Las bicicletas y los patinetes están de moda, los maratones y los medio maratones, la marcha nórdica; no está de moda detenerse en medio de un prado primaveral ni la reflexión. La falta de movimiento es nociva para la salud, nos dicen los médicos. Un momento de reflexión es peligroso para la salud, hay que correr, hay que escapar de uno mismo.
Cuando tenía poco más de veinte años me fascinaba la poesía crítica ante el sistema totalitario que regía en mi país. En aquel entonces, una época de tormenta e ímpetu, surgieron amistades y alianzas que perduran hasta hoy. Pero casi todos los poetas a los que en aquella época unió la oposición ante la injusticia siguieron un camino diferente, también descubrieron otros continentes artísticos.
Descubrimos la dualidad del mundo, por una parte, la imaginación; por otra, la obstinada realidad de una mañana de noviembre cuando ya han caído las hojas de los árboles. Durante mucho tiempo, no sabía qué era más importante, lo que existe o lo que no existe, la gente que va al trabajo temprano por la mañana, los hombres soñolientos que leen los grandes titulares de los periódicos deportivos y siguen las derrotas y las victorias de sus clubes preferidos de fútbol y las mujeres que dormitan en el autobús; o antes bien las cosas escondidas, la música y la luna, las ciudades que ya no existen, los cuadros de los grandes maestros, actuales y antiguos, en los museos. Y necesité muchos años para entender que hay que tener en consideración ambas caras de este dualismo desigual, puesto que vivimos en una ambivalencia eterna, no podemos olvidarnos del sufrimiento de la gente y de los animales, del mal, que es mucho más tenaz y astuto que los sueños que perseguimos.

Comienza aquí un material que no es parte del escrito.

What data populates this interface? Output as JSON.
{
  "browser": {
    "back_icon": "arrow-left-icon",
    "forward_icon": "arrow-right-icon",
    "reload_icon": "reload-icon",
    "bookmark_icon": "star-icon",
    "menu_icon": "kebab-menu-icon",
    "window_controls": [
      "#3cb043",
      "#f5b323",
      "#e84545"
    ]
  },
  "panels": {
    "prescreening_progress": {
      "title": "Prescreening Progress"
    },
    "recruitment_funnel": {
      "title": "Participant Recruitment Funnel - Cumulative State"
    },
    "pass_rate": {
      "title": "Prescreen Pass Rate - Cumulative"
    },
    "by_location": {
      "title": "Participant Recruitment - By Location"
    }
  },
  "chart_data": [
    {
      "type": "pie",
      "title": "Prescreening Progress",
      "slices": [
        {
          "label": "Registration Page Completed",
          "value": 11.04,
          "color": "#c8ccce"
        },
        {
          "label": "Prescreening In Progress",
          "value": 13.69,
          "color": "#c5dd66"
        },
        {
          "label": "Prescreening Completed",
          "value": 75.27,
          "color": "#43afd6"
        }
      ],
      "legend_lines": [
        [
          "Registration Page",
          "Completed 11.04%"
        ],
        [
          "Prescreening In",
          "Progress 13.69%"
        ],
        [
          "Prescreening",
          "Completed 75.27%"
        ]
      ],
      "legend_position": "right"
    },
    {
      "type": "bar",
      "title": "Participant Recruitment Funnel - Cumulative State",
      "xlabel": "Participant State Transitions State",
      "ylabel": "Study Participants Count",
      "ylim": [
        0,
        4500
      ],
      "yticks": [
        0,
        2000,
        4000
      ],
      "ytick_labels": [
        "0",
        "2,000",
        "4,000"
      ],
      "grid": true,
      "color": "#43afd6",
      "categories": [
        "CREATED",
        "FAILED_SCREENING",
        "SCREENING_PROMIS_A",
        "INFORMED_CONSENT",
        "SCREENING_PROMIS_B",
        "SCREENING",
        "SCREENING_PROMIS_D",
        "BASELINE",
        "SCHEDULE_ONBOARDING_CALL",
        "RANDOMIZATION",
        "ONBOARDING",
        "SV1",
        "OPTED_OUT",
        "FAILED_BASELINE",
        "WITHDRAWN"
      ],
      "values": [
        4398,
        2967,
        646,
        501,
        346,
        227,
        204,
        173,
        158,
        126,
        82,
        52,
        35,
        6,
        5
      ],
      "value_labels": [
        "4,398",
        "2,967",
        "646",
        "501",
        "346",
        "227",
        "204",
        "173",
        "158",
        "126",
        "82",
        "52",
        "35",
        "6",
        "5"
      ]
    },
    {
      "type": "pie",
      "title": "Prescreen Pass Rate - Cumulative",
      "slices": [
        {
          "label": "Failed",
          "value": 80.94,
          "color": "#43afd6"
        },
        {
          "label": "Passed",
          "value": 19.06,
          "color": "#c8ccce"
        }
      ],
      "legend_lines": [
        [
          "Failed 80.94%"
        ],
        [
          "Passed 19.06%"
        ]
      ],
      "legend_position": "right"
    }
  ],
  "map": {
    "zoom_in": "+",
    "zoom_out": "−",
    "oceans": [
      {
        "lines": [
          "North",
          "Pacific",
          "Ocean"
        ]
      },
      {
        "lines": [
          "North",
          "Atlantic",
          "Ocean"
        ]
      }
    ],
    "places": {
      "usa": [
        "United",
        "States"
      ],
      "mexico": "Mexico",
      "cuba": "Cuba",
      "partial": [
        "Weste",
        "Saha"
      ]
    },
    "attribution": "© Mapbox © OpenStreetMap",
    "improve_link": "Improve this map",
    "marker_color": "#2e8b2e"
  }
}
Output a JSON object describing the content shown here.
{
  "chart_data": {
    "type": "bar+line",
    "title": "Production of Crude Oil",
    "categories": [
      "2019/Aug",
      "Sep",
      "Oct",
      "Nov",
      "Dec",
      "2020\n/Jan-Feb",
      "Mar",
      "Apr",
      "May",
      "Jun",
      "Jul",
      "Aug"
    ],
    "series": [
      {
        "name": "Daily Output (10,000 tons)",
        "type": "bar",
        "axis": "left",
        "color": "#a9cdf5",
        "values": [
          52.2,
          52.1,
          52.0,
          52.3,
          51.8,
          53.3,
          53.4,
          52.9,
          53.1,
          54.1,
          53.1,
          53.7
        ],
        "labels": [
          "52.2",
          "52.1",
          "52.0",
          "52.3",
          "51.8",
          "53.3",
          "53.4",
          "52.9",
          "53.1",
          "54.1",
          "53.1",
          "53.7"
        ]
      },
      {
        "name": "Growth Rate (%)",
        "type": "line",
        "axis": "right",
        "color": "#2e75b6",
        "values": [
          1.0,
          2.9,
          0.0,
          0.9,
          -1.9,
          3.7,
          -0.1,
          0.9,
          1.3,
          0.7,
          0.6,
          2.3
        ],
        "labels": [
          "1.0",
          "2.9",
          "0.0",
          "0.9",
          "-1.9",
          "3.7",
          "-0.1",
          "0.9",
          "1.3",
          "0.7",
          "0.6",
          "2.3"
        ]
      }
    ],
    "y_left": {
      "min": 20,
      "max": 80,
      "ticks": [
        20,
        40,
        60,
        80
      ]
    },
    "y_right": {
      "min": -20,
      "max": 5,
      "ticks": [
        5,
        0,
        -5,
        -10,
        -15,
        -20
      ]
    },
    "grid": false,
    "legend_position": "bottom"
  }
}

No podemos olvidarnos del mal, de la injusticia que continuamente cambia de forma, de las cosas que perecen, pero tampoco de la felicidad, de las experiencias extáticas que los gruesos manuales de teoría política o de sociología no han llegado a prever.
Cuando era un niño, España se me antojaba un país lejano y maravilloso, un lugar directamente legendario, donde el sol brillaba más y donde las sombras eran más oscuras, el país de Don Quijote, de caballeros y de princesas. Después conocí la España real, moderna, uno de los pilares de la Unión Europea. Y hoy estoy aquí, en Asturias, y soy el invitado de una princesa –no puedo salir de mi asombro–. Como se ve, todo cambia, pero nada cambia.
Resulta que en España tengo lectores fieles y atentos. Esto es lo mejor que le puede pasar a un autor de libros, sin tener en cuenta si es de tomos de poemas o de novelas. Muchas gracias por este premio tan especial.